Después empezaron a correr como posesos. Los pude seguir unos diez kilómetros, y luego los vi alejarse de mí. No miraban para atrás, sabían perfectamente que eso era lo que iba a ocurrir: era el rito de la novatada. La semana siguiente hice yo solo el recorrido un par de veces, con la esperanza de que el domingo me fuese mejor. Y es verdad que, con mi nuevo culote, aguanté un poco más, pero no mucho.

El quinto domingo fuimos a las colinas de Montferland[7]. Durante el trayecto, Kees Nales comentó que había escalado el Mont Ventoux. ¡El Mont Ventoux! Conocía esa montaña por las historias sobre Tommy Simpson, el Jesucristo del ciclismo, que sufrió y murió en la Montaña Calva en nombre de todos los pecadores del dopaje.

Pero Kees Nales había salido con vida de la aventura. Yo estaba pasmado, y decidí, allí mismo, mientras nuestras ruedas zumbaban en dirección a Montferland, que yo también tenía que escalar el Mont Ventoux.

—¿Y cómo fue, eso de escalar el Ventoux?

—Duro.

—¿Entrenaste mucho?

—No...

Entonces yo no sabía todavía que los ciclistas siempre dicen que apenas si han entrenado.

—¿Crees que yo podría hacerlo?

Kees me miró las piernas, que seguían sin afeitar.

—No pareces un escalador. Tienes más tipo de esprínter, para serte sincero.

Llegamos a Beek[8]. En las afueras está el camino de Peeske[9], una corta cuesta asfaltada. Los chicos se pusieron enseguida de pie y empezaron a esprintar hacia arriba. Solo Kees Nales miró una vez más hacia atrás, para ver si, a pesar de todo, yo era escalador. Pero después de cien metros, yo ya lo sabía. Sentía cómo se me iba la fuerza de las piernas.

—¡Mierda! ¡No soy para nada un escalador! —grité, en una especie de denuncia contra el Creador. Nadie lo oyó.

Cuando llegué arriba, los chicos estaban esperando. Me miraron con compasión. Qué lástima, no sabe escalar.

—Ya lo decía yo —sentenció Kees Nales—. Pesas demasiado y no tienes músculos de escalador.

Un poco más adelante se dispusieron a escalar el Eltenberg[10]. Era todavía algo más empinado y largo que el Peeske. Esta vez, ni se molestaron en esperarme arriba. Desde entonces, decidí montar yo solo en bicicleta. Intenté una vez que André se subiera en la vieja bicicleta de su padre, pero no lo conseguí.

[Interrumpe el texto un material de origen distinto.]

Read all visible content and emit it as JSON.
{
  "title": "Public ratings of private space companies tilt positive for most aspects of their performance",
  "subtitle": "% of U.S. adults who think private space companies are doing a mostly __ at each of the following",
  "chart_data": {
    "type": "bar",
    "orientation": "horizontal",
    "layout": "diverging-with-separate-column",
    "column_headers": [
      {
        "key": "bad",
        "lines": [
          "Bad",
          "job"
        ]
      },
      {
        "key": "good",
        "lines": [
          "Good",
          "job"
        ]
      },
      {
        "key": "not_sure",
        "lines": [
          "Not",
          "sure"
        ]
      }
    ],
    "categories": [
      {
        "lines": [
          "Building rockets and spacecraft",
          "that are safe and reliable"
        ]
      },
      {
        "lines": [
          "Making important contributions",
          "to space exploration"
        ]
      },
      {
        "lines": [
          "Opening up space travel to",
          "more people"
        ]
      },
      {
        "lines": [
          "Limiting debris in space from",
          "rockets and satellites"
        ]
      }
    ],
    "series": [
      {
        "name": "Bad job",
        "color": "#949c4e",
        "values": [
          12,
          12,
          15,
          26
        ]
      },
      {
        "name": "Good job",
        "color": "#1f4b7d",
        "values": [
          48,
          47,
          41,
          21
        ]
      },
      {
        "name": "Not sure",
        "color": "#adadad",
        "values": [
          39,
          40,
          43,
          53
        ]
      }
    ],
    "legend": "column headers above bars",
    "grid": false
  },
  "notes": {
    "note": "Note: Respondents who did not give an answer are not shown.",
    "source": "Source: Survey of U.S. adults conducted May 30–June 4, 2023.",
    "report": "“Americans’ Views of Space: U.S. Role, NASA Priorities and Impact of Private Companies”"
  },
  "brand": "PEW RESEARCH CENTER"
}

Montar en bicicleta es un deporte de la imaginación. Cuando iba en solitario, yo era un talento y las piernas sin afeitar no me afectaban para nada. Fueron otros los que hicieron papilla mis fantasías.

Mi cuadragésimo quinto cumpleaños lo celebré en soledad, ya que hacía solo un par de meses que me había divorciado. Un día después de que todo hubo terminado, me compré una Pinarello Angliru, azul con detalles rojos y grises. Como consuelo, me quise engañar a mí mismo; pero, en realidad, se trataba más bien de una recompensa.

Y, entonces, el Ventoux se me volvió a meter en la cabeza.


[6] Sjors: tebeo semanal que se publicó entre 1954 y 1975. Sjakie y las botas maravillosas es la historia de un niño que encuentra en el desván de su abuela unas zapatillas de fútbol que le otorga poderes maravillosos en el terreno de juego; es una adaptación al neerlandés de la tira cómica británica Billy’s Boots.

[7] Montferland: nombre de un municipio y de una región de colinas boscosas en la provincia de Güeldres, donde se encuentra también la ciudad de Zutphen.

[8] Beek: Municipio situado en la frontera con Alemania.

[9] ‘t Peeske: área de recreo situada en el lugar donde hubo un molino harinero, situado en un alto.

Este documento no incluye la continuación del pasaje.